20. Method for operating a medical imaging device (10), in particular according to one of the preceding claims, wherein the medical imaging device (10) comprises a spatially and spectrally resolving image capture unit (12) which has at least one optics (14) and at least one with the optics coupled image capture sensor system (16), which are set up to carry out image capture of an image area (18), in which spatially and spectrally resolved image data are generated, which include both spatial and spectral information, comprising the steps:

- Acquiring spatially and spectrally resolved image data of an image area (18) using the medical imaging device (10);

- Creating an analysis of the spatially and spectrally resolved image data, which is based on spatial and spectral information and which is based on at least one analysis parameter calculated from the spatially and spectrally resolved image data;

- Carrying out a fault detection, in which the presence of a fault in the image capture is detected independently of the analysis of the image data and the calculated analysis parameter and in which a fault condition in the image capture is determined; and

- Generate a user output in accordance with the fault condition based on the analysis parameter.

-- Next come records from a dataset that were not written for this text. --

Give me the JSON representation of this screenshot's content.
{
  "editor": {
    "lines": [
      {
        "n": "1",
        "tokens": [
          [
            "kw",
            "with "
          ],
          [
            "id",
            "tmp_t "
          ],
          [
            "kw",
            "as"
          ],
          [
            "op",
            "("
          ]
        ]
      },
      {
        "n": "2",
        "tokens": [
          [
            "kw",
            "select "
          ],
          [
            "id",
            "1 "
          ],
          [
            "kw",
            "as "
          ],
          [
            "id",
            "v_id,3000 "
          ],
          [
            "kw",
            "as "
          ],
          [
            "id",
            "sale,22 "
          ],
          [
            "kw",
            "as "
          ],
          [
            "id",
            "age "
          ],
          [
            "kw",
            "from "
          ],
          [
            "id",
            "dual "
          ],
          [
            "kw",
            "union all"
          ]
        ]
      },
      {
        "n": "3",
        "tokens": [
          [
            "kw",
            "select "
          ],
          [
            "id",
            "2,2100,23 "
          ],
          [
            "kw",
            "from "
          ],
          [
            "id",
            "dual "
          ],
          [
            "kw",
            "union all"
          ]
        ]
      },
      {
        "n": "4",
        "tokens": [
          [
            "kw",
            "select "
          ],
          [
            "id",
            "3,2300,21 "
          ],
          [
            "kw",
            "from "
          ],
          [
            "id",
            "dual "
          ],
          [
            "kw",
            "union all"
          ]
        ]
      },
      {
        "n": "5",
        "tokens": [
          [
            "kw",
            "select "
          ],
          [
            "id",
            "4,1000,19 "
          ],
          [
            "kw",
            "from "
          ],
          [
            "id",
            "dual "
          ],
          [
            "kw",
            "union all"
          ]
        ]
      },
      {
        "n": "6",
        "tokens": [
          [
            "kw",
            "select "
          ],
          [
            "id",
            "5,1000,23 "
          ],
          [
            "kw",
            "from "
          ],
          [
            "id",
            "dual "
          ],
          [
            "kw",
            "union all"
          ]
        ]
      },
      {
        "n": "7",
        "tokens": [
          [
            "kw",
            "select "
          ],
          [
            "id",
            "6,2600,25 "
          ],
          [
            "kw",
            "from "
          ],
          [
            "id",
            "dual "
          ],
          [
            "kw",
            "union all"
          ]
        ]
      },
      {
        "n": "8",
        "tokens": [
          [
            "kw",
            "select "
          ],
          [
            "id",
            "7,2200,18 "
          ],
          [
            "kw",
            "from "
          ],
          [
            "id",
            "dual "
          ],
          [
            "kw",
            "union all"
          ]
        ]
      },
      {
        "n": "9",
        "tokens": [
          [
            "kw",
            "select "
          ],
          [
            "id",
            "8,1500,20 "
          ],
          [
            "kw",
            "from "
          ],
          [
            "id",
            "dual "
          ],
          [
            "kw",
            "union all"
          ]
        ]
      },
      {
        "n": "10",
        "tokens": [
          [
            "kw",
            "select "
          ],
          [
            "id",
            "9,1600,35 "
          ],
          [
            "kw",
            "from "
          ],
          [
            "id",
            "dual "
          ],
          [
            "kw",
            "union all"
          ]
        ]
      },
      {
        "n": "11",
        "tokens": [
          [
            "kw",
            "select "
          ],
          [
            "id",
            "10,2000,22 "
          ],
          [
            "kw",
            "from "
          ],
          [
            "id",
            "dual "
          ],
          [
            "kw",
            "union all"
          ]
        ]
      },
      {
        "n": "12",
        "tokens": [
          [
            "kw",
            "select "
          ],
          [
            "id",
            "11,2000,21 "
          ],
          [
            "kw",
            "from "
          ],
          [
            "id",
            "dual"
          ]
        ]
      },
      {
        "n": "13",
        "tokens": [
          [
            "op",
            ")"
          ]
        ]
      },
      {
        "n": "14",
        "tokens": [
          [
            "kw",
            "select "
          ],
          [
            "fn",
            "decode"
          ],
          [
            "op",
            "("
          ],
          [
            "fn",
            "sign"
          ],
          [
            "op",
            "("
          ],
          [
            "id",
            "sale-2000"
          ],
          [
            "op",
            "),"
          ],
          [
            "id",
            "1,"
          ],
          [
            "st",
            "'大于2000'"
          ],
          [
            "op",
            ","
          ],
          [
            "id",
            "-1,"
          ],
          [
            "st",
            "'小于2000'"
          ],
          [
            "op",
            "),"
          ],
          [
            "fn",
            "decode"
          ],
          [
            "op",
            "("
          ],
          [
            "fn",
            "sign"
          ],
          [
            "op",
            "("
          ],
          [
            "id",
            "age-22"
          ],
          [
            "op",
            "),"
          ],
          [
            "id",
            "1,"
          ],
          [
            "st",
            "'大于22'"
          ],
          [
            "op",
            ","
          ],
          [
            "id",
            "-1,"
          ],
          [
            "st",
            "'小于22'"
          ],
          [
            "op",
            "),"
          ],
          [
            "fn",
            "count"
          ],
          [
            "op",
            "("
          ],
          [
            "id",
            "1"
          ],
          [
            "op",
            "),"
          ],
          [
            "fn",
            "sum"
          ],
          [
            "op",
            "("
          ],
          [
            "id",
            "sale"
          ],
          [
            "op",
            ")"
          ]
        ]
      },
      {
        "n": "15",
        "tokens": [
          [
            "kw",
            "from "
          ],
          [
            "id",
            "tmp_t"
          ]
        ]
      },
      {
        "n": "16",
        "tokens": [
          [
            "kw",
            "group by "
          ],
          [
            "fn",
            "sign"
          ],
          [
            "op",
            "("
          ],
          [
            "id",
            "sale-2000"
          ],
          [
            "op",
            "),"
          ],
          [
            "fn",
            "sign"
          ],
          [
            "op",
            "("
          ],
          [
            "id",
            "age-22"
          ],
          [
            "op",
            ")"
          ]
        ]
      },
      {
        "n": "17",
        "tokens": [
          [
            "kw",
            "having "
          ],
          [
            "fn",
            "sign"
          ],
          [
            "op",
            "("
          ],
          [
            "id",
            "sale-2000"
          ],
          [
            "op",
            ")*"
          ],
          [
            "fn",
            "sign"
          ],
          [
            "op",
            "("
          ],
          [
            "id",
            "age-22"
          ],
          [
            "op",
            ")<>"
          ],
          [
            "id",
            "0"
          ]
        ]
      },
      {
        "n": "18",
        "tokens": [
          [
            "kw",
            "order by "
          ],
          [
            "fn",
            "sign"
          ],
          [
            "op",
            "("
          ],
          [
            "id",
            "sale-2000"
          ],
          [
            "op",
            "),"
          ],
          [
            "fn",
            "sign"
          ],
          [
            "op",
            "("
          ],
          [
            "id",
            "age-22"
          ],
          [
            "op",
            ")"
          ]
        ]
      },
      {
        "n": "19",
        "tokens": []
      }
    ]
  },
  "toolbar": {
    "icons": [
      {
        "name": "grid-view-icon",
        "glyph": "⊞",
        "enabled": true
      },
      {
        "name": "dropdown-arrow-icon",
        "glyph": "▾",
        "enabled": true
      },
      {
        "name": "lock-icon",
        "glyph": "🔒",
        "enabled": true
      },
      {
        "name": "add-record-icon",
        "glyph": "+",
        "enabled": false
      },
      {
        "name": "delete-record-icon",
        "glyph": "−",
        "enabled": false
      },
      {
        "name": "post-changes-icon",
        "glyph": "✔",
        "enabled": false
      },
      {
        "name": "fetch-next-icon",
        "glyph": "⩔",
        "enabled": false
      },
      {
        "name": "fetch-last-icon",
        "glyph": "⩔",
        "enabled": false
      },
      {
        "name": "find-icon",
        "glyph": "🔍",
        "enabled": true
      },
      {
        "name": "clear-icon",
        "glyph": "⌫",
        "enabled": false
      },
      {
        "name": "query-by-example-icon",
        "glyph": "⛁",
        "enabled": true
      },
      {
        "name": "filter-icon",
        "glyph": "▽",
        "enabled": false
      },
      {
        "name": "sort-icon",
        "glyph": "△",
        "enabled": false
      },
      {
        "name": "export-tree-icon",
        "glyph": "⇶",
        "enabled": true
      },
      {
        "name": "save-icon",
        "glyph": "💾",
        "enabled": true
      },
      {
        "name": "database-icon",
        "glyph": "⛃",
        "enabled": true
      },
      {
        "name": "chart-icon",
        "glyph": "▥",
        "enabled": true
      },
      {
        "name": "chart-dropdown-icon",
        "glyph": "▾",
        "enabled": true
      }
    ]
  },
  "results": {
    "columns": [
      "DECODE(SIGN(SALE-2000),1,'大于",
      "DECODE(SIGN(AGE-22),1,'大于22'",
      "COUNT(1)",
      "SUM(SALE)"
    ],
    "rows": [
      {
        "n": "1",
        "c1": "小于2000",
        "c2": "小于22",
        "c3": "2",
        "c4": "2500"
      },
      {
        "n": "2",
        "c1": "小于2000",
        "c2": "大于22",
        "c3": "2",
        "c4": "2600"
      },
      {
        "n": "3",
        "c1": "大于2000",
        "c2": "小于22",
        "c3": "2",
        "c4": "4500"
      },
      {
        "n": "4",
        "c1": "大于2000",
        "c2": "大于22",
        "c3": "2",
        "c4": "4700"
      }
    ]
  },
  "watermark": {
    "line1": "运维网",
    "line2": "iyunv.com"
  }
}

21. Method for medical imaging, in particular carried out with a medical imaging device (10) according to one of claims 1 to 19, comprising the steps: - Carrying out an image capture of an image area (18), in which spatially and spectrally resolved image data is generated which includes both spatial and spectral information;

- Creating an analysis of the spatially and spectrally resolved image data, which is based on spatial and spectral information and which is based on at least one analysis parameter calculated from the spatially and spectrally resolved image data;

- Carrying out a fault detection in which the presence of a fault in the image capture is detected independently of the analysis of the image data and the calculated analysis parameter and in which a fault condition of the

image capture is determined; and

- Generate a user output in accordance with the fault condition based on the analysis parameter.